With its downtown Summerland location, the plant is on high-value property, but it was built in the 1930s, and the community has grown up around it. “This is not the highest and best use for that property,” he said.

Schieck said currently apples and a few pears are packed at that plant, and there is both Controlled Atmosphere (CA) and regular storage there.

The plant is comparable in size to Kelowna, but it pre-grades fruit and it doesn’t have cherry or pear packing lines like Kelowna does.

As well as packing fruit from local growers, about 70 per cent is brought in from elsewhere in the valley to be packed.

However, some fruit, such as McIntosh apples, have had to be shipped to Kelowna anyway, so that they don’t have to be pre-graded, and so there’s less handling.

On the other hand, fruit was also sent from Kelowna to Summerland for packing, then back to Kelowna.

“It wasn’t efficient. We have under-utilized facilities,” explained Scheick.

The Summerland plant had the second lowest production output of the company’s facilities.
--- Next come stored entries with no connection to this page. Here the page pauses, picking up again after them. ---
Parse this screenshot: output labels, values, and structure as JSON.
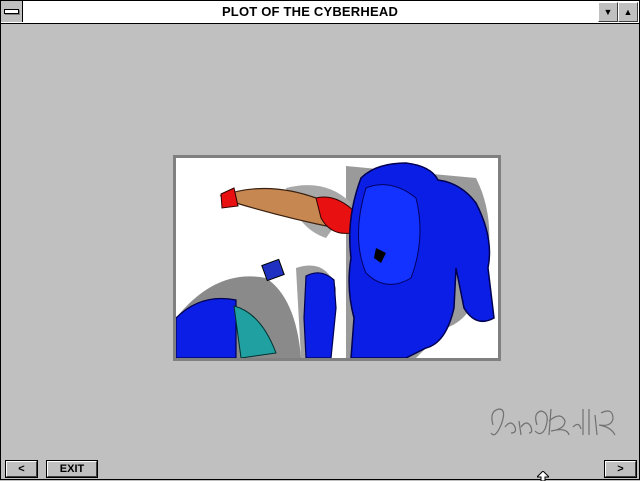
{
  "window": {
    "title": "PLOT OF THE CYBERHEAD"
  },
  "title_buttons": {
    "minimize": "▼",
    "maximize": "▲"
  },
  "illustration": {
    "subject": "cyberhead-plot-illustration"
  },
  "signature": {
    "kind": "handwritten-signature"
  },
  "navigation": {
    "prev_label": "<",
    "exit_label": "EXIT",
    "next_label": ">"
  },
  "colors": {
    "background": "#c0c0c0",
    "frame": "#808080",
    "figure_blue": "#0a1ee6",
    "dress_red": "#e81010",
    "skin": "#c68850",
    "teal": "#20a0a0"
  }
}
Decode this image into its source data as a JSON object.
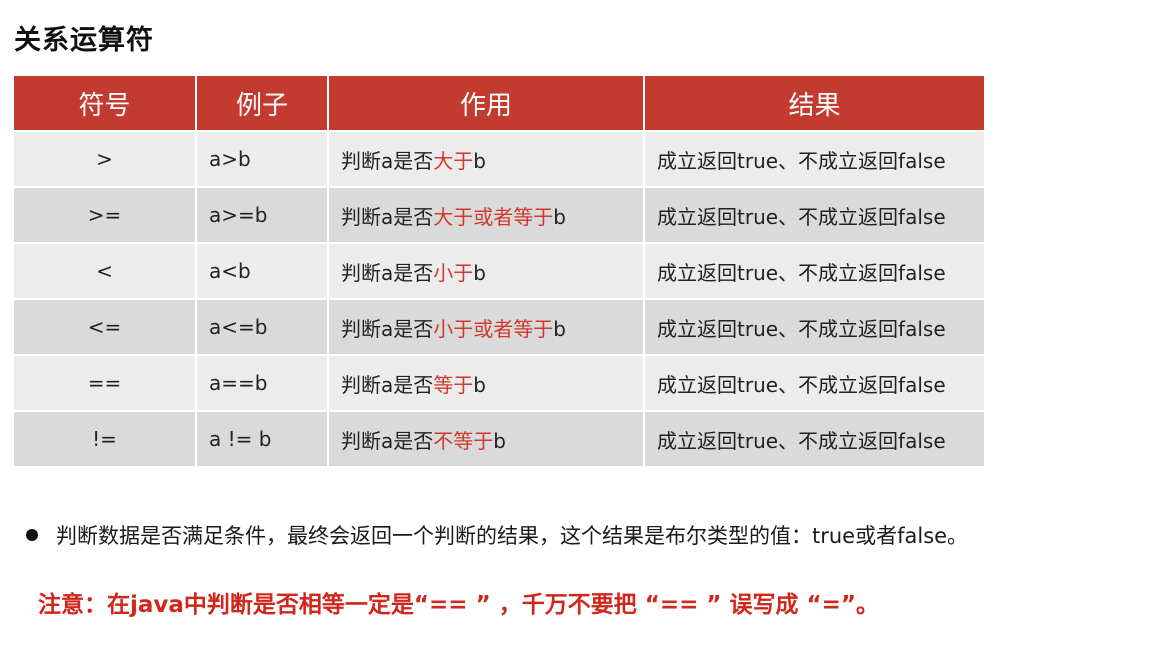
{
  "title": "关系运算符",
  "table": {
    "headers": [
      "符号",
      "例子",
      "作用",
      "结果"
    ],
    "rows": [
      {
        "symbol": ">",
        "example": "a>b",
        "action_prefix": "判断a是否",
        "action_highlight": "大于",
        "action_suffix": "b",
        "result": "成立返回true、不成立返回false"
      },
      {
        "symbol": ">=",
        "example": "a>=b",
        "action_prefix": "判断a是否",
        "action_highlight": "大于或者等于",
        "action_suffix": "b",
        "result": "成立返回true、不成立返回false"
      },
      {
        "symbol": "<",
        "example": "a<b",
        "action_prefix": "判断a是否",
        "action_highlight": "小于",
        "action_suffix": "b",
        "result": "成立返回true、不成立返回false"
      },
      {
        "symbol": "<=",
        "example": "a<=b",
        "action_prefix": "判断a是否",
        "action_highlight": "小于或者等于",
        "action_suffix": "b",
        "result": "成立返回true、不成立返回false"
      },
      {
        "symbol": "==",
        "example": "a==b",
        "action_prefix": "判断a是否",
        "action_highlight": "等于",
        "action_suffix": "b",
        "result": "成立返回true、不成立返回false"
      },
      {
        "symbol": "!=",
        "example": "a != b",
        "action_prefix": "判断a是否",
        "action_highlight": "不等于",
        "action_suffix": "b",
        "result": "成立返回true、不成立返回false"
      }
    ]
  },
  "bullet_text": "判断数据是否满足条件，最终会返回一个判断的结果，这个结果是布尔类型的值：true或者false。",
  "note_text": "注意：在java中判断是否相等一定是“== ” ，千万不要把 “== ” 误写成 “=”。",
  "colors": {
    "header_bg": "#c33a2e",
    "highlight": "#d0392b",
    "note": "#d0261c"
  }
}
The OTFC is the result of an amalgamation of four valley cooperatives last year in an attempt to operate the industry on a more efficient basis to sell more successfully on competitive global markets.

“We looked at a lot of scenarios,” said Schieck. The Naramata packinghouse was closed last year.

Both facilities are located on valuable land, unlike Oliver, for instance, which is located in an industrial area, noted Schieck.

In the official closure announcement, Schieck pointed to a number of reasons for the industry changes, including declining revenue, consolidation of wholesalers and retailers, higher costs than competitors, increasing costs for additional regulations and the need for more efficient use of people and capital.

Consolidation is essential, he said.

More than $5 million in upgrades and repairs to the five remaining packing facilities were made this year by the company, and the storage at Summerland may continue in use for another year, said Schieck. However, the packing line will be shut down.

He would not comment on outstanding issues now in binding mediation with mediator Mark Atkinson, from the B.C. Labour Relations Board. He did not return calls by press deadline.

The union website reports that Atkinson informed both parties late Wednesday that he couldn’t see any benefit in the two sides having further discussions, so he said he would decide the outstanding issues.

The contract was up Aug. 31, but talks began in July between the two sides, and employees voted in favour of a strike in mid-July. Around 500 employees are involved, but most are employed seasonally.

Near the end of August the two sides agreed on conditions under which the union would not exercise its right to strike, and a mediator became involved, with the agreement that his decision would be binding if negotiations were unsuccessful at reaching a settlement.